Festival Ottobre Africano 2016 – CulturaInDiplomazia

 

L’Africa gioca oggi un ruolo sempre più essenziale nel mondo economico. Malgrado la forte crescita economica registrata negli ultimi anni, l’Africa subsahariana resta caratterizzata da un basso sviluppo industriale, in gran parte concentrato su una industria “leggera”, in prevalenza agro-alimentare e tessile. I grandi progetti di industria “pesante”, avviati dopo il boom dei mercati petroliferi degli anni ’70, sono tuttora trascurati o funzionano grazie a contributi statali e troppo poco è stato fatto anche per sviluppare le infrastrutture africane.

Le dinamiche, prevalentemente commerciali, che caratterizzano l’attuale crescita economica africana, legate da un lato alla maggiore forza contrattuale dei Paesi Africani nella vendita delle materie prime e dall’altro all’incremento degli scambi commerciali con l’estero, non permettono però all’Africa di raggiungere un’autonomia tale da trasformare il suo sviluppo economico da commerciale ad industriale, creando valore ed occupazione con la produzione di valore aggiunto derivato dalle trasformazioni delle materie prime di cui è ricca.

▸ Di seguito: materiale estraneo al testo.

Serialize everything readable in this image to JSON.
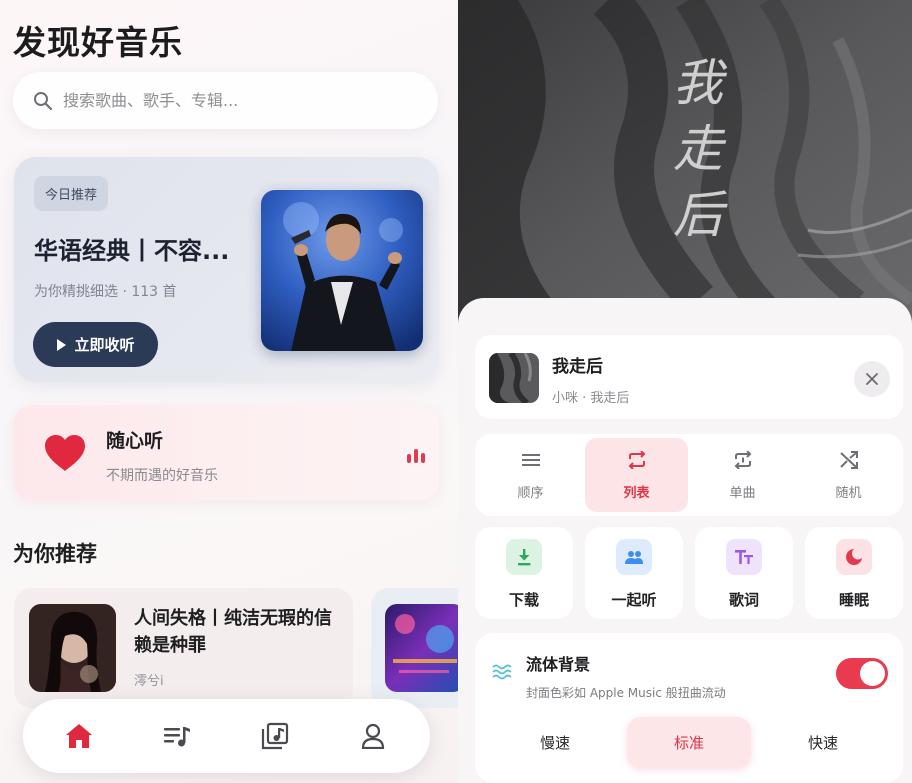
{
  "discover": {
    "title": "发现好音乐",
    "search_placeholder": "搜索歌曲、歌手、专辑...",
    "hero": {
      "tag": "今日推荐",
      "title": "华语经典丨不容...",
      "subtitle": "为你精挑细选 · 113 首",
      "button_label": "立即收听"
    },
    "shuffle": {
      "title": "随心听",
      "subtitle": "不期而遇的好音乐"
    },
    "section_title": "为你推荐",
    "recommendations": [
      {
        "title": "人间失格丨纯洁无瑕的信赖是种罪",
        "artist": "澪兮i"
      }
    ],
    "tabs": [
      "home-icon",
      "playlist-icon",
      "music-library-icon",
      "profile-icon"
    ]
  },
  "player_sheet": {
    "album_art_text": "我走后",
    "now_playing": {
      "title": "我走后",
      "subtitle": "小咪 · 我走后"
    },
    "play_modes": [
      {
        "label": "顺序",
        "icon": "order-icon",
        "active": false
      },
      {
        "label": "列表",
        "icon": "repeat-list-icon",
        "active": true
      },
      {
        "label": "单曲",
        "icon": "repeat-one-icon",
        "active": false
      },
      {
        "label": "随机",
        "icon": "shuffle-icon",
        "active": false
      }
    ],
    "actions": [
      {
        "label": "下载",
        "icon": "download-icon",
        "color": "#36b36c"
      },
      {
        "label": "一起听",
        "icon": "listen-together-icon",
        "color": "#3d8ef0"
      },
      {
        "label": "歌词",
        "icon": "lyrics-icon",
        "color": "#9a5be0"
      },
      {
        "label": "睡眠",
        "icon": "sleep-icon",
        "color": "#e23a4f"
      }
    ],
    "fluid_bg": {
      "title": "流体背景",
      "subtitle": "封面色彩如 Apple Music 般扭曲流动",
      "enabled": true,
      "speeds": [
        "慢速",
        "标准",
        "快速"
      ],
      "selected_speed": "标准"
    }
  },
  "colors": {
    "accent": "#e23a4f",
    "hero_button": "#2b3a57"
  }
}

Occorre quindi modificare tali logiche, favorendo all’interno dei sistemi nazionali lo sviluppo di un settore privato che pianifichi una strategia per l’industrializzazione in appoggio e complementare ai programmi di sviluppo. L’industria può giocare un ruolo fondamentale per lo sviluppo dell’Africa: crea posti di lavoro, fa crescere i redditi, aumenta la produzione ed il valore dei prodotti agricoli; dà l’opportunità di ottimizzare le risorse limitando gli sprechi, promuove progresso tecnologico, crea opportunità economiche per le donne e per i giovani; porta ad elevare il livello culturale delle popolazioni e quindi maggiore istruzione/know how e produce ricavi che consentono di ridurre la povertà e di migliorare le condizioni di vita e di salute della popolazione.

L’Italia, con la sua storia legata alla piccola e media impresa e con la sua cultura industriale potrebbe essere utile allo sviluppo del continente africano, in primo luogo individuando le opportunità per il continente nei vari settori industriali, nell’ambito del settore manifatturiero ma anche nel settore della sanità, cui le società africane guardano con sempre maggiore interesse perché volano di sviluppo per le economie ed investimento ad altissimo valore sociale.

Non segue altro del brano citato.